Here in Lesbos, there was also another very important community to me that I learned so much from! It was my fellow team members. People from all walks of life, from other continents, with different passions but a very similar goal! To contribute wholeheartedly. People who in cases literally quit their jobs to be here, left family and children behind, their jobs and loved ones. The conversations I have had with them was astonishing. A lawyer and an economist sitting in Lesbos wanting to make some lives easier. Sharing very personal stories of what makes us who each one of us is. And to them I owe a big THANK YOU! You have given me so much and I appreciate it.
I want to close with a very personal story, a story that kept me up at nights a story that will be with me forever. The first day at the camp I promised myself I would not take any photos. I felt it would simply be a ludicrous act on my behalf. Pictures don’t mean much nowadays.

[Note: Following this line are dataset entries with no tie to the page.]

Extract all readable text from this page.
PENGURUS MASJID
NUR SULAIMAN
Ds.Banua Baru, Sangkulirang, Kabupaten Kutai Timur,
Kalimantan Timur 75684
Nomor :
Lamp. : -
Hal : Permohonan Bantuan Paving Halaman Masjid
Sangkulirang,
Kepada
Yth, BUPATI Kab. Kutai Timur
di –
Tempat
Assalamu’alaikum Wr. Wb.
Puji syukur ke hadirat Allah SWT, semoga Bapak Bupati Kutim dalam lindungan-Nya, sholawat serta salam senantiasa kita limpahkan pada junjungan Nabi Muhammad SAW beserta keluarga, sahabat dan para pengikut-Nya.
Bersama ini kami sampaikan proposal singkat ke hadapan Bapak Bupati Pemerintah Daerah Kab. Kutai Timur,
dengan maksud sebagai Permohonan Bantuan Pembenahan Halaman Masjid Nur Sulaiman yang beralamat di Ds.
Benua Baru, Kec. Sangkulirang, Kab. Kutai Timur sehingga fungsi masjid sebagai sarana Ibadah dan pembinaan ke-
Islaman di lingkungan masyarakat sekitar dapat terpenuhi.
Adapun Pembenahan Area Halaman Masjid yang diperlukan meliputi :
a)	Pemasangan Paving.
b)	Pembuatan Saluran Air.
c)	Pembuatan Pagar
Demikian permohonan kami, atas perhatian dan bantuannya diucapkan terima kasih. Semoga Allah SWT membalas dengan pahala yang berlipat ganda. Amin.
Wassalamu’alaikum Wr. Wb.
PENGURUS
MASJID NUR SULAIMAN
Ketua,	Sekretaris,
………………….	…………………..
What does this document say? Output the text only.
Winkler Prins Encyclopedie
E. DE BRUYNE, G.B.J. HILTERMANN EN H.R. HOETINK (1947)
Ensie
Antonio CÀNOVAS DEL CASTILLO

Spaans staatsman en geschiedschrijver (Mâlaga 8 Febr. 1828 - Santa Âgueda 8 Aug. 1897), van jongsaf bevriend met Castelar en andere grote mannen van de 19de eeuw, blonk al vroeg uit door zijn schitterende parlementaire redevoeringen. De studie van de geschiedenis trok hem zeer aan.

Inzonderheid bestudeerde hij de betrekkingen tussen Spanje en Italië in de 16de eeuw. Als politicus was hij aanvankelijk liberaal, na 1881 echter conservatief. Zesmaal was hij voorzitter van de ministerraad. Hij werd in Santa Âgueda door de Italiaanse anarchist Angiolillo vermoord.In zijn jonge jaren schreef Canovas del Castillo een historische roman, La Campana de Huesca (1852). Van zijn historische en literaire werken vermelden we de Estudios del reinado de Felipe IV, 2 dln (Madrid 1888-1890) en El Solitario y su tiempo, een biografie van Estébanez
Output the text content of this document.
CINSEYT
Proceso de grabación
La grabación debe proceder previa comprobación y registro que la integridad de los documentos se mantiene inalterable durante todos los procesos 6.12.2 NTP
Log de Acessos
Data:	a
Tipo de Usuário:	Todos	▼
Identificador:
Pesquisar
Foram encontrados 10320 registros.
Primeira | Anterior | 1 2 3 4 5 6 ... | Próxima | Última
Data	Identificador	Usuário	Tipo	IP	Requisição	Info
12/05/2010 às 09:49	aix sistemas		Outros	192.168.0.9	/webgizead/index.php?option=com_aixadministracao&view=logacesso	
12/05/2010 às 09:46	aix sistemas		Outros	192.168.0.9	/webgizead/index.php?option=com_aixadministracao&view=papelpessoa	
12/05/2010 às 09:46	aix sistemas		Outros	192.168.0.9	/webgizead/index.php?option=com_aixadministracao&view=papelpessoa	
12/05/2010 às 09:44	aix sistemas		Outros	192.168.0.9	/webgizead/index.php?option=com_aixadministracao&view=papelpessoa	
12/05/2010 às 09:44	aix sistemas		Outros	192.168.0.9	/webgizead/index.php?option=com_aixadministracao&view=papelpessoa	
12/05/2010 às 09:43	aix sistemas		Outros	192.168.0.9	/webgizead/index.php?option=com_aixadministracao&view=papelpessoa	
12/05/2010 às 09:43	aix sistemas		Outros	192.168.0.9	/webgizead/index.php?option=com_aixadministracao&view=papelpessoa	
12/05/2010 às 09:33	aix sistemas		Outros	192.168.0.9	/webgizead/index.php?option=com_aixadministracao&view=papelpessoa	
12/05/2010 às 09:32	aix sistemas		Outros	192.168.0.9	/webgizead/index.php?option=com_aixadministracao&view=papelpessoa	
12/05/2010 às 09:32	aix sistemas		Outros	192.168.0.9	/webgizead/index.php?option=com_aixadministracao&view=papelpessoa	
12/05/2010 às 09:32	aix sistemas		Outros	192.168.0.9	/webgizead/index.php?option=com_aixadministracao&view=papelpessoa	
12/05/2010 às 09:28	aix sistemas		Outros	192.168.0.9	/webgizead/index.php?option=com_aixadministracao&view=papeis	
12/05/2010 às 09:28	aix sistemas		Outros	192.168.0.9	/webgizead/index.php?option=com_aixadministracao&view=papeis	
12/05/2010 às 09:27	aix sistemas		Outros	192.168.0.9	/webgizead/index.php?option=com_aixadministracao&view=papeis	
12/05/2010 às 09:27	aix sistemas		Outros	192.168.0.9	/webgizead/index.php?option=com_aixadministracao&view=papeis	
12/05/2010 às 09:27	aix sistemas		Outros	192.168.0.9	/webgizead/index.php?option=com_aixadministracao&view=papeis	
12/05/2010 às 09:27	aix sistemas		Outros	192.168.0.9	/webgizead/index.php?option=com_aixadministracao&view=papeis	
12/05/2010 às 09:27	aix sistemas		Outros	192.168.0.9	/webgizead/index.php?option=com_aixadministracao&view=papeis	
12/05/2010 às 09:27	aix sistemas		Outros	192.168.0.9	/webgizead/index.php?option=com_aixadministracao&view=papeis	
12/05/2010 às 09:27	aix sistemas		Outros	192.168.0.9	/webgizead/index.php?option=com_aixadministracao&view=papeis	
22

I did however meet Birhat a 3 year old boy who fled Iraq with his family. They belong to the Yazidis an ethnically Kurdish community that has gone through a lot. He was qute and sweet. He would always smile and laugh. He would run like crazy around the camp. His family was in the camp for 11 months waiting and hoping to be relocated somewhere elsewhere in Europe. I would do most of the work with him aside me. Just when I went to say goodbye to him the very last day he turned around and saw me with disbelief. He would start walking away pretending to be crying and taking a glance now and then. When he realized it was true that I would be gone for good he started throwing stones at me saying: ‘go and leave me here’ . I felt so small in front him, so powerless, so ashamed of humanity. For a moment I couldn’t feel the ground below my feet. I couldn’t accept that this was true. Birhat is NOT a 3 year old refugee from Iraq, he symbolizes every human being. He symbolizes what we have to stand for or we will simply fall for anything. Birhat is a reminder of how we ought to be more empathetic to each other. I can’t wait to see him again very soon.
Last but not least thank you again to those who supported me and made this mission possible for me! I always believed and believe in the power of people working together. ‘I am who I am because of who we all are’.
My mission was not my mission. This was a mission that anyone and everyone can take up. We owe it to ourselves. It can be in our home our communities, our schools. Let’s go one step beyond!